The most recent major framework, Evolutionary Systems Biology (2005), represents a shift from studying individual genes or proteins to studying the evolution of molecular networks—gene regulatory networks, metabolic pathways, protein-protein interaction networks. The framework asks how network structure evolves, whether network properties (such as modularity or robustness) are shaped by selection, and how changes in network architecture produce phenotypic novelty. Evolutionary systems biology draws on both comparative genomics (for identifying conserved network components) and the EES (for thinking about how developmental and environmental factors shape network evolution). It also uses mathematical modeling and high-throughput data to test hypotheses about network-level selection. The framework does not replace earlier approaches; it adds a new level of analysis—the system—that cannot be reduced to the sum of its parts.
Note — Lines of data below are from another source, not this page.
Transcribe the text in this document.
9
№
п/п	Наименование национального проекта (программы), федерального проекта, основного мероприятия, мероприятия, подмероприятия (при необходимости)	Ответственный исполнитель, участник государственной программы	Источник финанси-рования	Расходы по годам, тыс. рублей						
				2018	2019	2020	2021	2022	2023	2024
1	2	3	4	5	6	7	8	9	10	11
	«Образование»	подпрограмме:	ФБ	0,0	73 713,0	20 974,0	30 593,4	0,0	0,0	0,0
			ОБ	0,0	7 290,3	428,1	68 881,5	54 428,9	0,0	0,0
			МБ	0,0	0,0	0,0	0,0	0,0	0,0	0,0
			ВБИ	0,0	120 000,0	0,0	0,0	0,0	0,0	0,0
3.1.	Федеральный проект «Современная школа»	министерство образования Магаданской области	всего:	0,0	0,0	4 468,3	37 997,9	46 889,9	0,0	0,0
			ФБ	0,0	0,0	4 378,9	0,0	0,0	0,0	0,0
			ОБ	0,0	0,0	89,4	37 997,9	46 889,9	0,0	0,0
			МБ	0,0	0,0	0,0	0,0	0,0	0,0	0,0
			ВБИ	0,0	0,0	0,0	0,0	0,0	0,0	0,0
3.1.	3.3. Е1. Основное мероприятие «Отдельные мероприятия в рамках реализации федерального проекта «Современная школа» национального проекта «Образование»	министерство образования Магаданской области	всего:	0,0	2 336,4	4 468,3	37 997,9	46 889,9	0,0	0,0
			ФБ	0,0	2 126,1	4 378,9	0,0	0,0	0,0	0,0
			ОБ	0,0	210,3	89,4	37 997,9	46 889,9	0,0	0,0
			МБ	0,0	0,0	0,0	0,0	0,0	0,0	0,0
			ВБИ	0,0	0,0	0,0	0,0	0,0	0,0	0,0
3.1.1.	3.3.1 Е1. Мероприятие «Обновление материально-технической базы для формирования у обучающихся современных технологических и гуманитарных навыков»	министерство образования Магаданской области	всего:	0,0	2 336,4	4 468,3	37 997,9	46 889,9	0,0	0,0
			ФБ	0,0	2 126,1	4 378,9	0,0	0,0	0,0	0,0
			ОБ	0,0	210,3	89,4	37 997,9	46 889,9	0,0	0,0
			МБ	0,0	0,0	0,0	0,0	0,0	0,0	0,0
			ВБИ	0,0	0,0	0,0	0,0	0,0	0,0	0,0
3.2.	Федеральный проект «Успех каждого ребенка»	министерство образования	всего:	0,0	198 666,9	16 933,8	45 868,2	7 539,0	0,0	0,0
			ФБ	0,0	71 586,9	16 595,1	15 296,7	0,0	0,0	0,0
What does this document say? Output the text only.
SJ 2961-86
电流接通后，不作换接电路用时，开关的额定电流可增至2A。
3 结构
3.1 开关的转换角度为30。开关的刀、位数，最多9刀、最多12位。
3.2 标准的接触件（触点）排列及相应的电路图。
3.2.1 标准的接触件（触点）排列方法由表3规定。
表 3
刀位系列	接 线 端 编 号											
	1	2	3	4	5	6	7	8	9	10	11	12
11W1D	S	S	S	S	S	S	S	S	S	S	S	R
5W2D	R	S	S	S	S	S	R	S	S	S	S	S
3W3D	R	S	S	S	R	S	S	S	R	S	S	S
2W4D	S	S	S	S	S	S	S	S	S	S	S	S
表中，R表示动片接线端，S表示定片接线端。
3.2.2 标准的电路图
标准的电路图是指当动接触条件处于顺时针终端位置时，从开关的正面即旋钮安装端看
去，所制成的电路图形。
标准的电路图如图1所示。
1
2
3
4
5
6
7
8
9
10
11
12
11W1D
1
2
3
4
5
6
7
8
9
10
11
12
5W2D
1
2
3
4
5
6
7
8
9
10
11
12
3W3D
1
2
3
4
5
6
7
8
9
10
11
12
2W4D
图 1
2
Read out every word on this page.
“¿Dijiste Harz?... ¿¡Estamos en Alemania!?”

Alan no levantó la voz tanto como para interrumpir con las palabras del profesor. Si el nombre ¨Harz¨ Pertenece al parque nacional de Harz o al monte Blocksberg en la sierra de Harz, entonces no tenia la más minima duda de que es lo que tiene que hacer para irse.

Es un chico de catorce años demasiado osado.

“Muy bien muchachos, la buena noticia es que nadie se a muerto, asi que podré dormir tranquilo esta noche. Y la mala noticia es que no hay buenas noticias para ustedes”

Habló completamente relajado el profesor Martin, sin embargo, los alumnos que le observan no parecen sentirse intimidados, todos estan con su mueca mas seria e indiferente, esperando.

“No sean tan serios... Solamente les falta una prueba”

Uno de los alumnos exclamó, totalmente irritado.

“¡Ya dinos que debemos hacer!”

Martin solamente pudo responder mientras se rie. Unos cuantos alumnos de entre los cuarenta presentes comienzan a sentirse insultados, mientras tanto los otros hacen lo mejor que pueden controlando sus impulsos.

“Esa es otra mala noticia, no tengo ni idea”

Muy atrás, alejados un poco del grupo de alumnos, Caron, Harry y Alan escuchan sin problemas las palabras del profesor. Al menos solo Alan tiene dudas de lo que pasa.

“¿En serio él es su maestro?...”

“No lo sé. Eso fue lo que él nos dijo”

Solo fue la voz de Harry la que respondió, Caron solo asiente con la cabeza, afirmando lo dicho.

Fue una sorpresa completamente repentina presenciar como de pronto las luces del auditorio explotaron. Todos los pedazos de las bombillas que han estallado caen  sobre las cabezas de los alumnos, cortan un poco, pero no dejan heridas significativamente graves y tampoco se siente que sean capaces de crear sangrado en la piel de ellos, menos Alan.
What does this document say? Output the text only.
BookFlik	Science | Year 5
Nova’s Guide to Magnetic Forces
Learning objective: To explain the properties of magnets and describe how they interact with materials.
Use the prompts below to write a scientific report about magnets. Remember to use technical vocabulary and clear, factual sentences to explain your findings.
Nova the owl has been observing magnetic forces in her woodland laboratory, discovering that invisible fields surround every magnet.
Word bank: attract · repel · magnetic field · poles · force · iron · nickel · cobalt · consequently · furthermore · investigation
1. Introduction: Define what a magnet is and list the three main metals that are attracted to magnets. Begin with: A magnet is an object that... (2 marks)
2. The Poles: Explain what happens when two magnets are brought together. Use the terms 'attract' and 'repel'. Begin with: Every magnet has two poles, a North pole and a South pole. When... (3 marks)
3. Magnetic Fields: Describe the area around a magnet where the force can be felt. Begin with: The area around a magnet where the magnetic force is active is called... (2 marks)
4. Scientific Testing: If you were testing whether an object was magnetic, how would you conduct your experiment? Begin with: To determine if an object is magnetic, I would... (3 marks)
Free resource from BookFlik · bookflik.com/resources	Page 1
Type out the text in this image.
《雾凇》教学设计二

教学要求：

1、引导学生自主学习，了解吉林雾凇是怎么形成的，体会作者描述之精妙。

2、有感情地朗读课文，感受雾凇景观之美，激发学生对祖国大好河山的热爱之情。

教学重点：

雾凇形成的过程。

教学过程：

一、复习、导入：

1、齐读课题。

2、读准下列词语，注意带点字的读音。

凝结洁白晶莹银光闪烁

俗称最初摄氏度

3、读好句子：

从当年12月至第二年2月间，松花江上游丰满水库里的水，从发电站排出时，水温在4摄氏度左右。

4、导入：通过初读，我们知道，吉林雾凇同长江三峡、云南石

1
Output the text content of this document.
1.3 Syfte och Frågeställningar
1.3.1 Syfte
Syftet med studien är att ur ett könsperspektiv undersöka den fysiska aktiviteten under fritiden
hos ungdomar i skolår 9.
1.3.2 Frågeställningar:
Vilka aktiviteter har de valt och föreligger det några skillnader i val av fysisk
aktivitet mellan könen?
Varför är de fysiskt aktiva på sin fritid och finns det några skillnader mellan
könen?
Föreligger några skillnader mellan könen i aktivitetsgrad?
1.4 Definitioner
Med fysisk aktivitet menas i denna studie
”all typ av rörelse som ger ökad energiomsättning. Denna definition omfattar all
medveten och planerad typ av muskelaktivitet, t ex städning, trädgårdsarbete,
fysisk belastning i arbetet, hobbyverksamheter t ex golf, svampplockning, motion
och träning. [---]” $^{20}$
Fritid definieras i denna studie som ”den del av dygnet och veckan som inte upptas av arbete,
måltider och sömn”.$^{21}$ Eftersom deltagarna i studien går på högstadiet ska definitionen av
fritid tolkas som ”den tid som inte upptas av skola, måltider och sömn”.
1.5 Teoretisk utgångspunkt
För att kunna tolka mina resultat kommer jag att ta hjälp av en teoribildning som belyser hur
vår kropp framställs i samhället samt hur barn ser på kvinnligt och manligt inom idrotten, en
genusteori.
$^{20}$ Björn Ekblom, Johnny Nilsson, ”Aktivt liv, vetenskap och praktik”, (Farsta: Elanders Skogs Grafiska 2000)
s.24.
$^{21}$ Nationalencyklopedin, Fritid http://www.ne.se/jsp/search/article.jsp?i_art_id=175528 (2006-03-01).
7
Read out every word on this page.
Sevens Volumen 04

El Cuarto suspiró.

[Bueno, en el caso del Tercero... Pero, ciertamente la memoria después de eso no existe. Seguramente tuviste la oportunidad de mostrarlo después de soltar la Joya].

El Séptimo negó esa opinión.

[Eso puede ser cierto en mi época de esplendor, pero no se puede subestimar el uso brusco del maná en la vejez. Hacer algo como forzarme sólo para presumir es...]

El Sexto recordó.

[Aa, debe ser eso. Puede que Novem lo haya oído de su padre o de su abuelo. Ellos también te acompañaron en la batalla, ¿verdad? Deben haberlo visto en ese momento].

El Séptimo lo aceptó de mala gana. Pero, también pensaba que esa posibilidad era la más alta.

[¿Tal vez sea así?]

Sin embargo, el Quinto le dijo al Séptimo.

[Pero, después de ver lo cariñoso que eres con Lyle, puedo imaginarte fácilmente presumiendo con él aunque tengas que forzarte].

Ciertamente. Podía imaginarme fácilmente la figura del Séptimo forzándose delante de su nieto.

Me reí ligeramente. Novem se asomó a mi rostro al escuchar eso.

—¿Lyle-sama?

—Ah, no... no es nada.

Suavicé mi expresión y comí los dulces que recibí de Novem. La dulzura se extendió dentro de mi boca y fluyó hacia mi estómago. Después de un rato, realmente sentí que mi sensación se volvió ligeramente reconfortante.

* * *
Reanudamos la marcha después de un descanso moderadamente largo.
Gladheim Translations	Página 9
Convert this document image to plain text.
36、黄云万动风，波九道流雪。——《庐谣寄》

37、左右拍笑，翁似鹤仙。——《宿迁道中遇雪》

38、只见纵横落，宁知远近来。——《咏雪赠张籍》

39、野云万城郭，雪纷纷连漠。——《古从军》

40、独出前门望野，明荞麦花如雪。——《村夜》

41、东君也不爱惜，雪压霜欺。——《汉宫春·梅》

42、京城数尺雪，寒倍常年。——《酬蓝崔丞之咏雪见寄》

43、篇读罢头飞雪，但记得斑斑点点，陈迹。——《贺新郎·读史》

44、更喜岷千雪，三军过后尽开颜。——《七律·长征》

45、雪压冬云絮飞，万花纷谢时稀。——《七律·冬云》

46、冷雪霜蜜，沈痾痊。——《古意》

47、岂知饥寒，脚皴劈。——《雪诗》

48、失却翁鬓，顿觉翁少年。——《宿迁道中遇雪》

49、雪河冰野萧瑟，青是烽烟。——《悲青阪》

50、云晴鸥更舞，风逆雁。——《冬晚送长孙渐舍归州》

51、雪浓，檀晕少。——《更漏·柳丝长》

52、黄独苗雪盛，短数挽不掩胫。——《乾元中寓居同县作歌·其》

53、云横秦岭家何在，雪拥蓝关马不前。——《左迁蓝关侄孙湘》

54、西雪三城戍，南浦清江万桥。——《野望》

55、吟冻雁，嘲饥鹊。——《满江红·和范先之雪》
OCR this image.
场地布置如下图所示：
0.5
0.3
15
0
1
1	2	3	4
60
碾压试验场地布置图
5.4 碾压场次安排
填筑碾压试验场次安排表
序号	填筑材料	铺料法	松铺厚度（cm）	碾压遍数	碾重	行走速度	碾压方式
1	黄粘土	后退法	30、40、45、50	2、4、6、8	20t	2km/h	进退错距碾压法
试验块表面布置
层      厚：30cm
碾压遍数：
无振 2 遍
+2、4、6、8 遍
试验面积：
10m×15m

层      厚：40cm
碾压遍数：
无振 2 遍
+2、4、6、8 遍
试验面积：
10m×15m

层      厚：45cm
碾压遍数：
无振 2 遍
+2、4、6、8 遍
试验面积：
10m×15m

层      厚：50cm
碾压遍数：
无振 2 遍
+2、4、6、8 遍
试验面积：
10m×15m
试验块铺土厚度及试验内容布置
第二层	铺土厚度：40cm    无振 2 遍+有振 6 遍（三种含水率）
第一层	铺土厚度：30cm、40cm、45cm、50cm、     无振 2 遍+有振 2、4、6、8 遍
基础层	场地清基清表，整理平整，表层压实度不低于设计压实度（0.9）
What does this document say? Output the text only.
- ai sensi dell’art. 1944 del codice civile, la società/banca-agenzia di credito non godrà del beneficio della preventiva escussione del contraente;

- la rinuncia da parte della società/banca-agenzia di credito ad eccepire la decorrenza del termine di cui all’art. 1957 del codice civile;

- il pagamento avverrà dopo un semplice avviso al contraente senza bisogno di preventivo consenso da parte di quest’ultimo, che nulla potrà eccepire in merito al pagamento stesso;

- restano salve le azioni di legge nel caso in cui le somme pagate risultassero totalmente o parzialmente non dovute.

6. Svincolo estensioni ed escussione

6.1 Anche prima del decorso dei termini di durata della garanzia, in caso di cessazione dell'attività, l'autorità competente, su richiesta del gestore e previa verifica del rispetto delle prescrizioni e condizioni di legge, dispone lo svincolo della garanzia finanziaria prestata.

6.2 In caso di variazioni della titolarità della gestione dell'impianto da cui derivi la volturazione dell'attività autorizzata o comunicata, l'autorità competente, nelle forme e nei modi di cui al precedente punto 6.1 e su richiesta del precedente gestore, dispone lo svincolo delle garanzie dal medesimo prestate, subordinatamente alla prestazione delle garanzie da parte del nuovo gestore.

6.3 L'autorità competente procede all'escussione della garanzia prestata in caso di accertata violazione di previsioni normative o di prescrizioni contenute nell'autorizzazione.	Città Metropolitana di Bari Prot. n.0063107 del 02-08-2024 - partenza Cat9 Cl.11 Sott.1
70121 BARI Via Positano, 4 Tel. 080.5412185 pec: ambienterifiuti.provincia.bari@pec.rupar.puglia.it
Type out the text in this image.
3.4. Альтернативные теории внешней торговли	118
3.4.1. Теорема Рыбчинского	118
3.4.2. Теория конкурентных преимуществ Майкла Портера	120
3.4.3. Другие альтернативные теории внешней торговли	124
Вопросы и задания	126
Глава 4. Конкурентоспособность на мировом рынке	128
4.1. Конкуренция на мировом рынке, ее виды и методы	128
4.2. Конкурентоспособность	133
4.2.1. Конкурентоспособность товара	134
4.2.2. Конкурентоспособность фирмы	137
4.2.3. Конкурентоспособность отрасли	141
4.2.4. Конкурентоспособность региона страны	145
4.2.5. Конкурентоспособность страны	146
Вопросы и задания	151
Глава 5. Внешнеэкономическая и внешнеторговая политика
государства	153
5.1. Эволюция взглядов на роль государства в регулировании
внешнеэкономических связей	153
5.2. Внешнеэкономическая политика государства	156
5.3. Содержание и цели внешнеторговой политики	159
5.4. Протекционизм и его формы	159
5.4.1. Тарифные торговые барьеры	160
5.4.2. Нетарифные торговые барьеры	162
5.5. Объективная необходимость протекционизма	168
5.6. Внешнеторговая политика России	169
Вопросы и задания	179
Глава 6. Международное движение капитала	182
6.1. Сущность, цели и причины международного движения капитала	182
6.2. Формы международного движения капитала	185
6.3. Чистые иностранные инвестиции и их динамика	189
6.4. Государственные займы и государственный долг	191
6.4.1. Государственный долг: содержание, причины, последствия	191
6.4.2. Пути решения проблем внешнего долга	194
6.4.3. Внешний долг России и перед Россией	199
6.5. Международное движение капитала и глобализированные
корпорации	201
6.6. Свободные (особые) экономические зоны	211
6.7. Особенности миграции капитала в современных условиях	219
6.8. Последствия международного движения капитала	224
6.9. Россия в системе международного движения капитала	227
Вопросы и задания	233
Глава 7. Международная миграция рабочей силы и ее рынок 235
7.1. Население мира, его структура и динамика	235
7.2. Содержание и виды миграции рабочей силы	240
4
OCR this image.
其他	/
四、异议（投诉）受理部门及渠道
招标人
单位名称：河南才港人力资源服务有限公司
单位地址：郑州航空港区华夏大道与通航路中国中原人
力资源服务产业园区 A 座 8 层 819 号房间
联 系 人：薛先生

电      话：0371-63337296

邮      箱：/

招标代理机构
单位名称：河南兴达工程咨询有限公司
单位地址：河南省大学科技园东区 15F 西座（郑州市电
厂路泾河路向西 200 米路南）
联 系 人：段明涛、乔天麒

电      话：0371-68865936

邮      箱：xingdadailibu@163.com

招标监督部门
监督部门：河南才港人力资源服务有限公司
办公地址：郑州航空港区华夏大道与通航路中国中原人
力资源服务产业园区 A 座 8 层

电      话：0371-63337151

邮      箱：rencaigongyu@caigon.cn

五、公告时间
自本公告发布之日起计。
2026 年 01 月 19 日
Today, no single framework dominates evolutionary genomics. The neutral and nearly neutral models remain the default null for detecting selection, and coalescent theory provides the statistical machinery for most population-genomic analyses. Comparative genomics and phylogenomics are the standard tools for studying genome function and evolutionary history across deep timescales. The EES and evolutionary systems biology are more recent and less universally adopted, but they are gaining traction as genomic data reveal phenomena—epigenetic variation, network-level conservation, developmental plasticity—that earlier frameworks did not foreground.
The main active disagreements center on how much of genomic evolution is driven by selection versus drift (a debate that traces back to the Neutral Theory’s challenge to pan-selectionism), whether non-genetic inheritance plays a significant evolutionary role (the EES versus more gene-centric views), and whether network-level properties are targets of selection or byproducts of lower-level processes. These disagreements are not signs of weakness; they reflect the field’s maturity. Evolutionary genomics is a pluralistic discipline in which different frameworks are suited to different questions. The neutral model is indispensable for detecting selection; the coalescent is indispensable for inferring population history; phylogenomics is indispensable for reconstructing deep evolutionary relationships; and the EES and systems biology are indispensable for understanding the full complexity of how genomes evolve. The field’s progress depends on keeping these frameworks in productive tension rather than forcing a premature unification.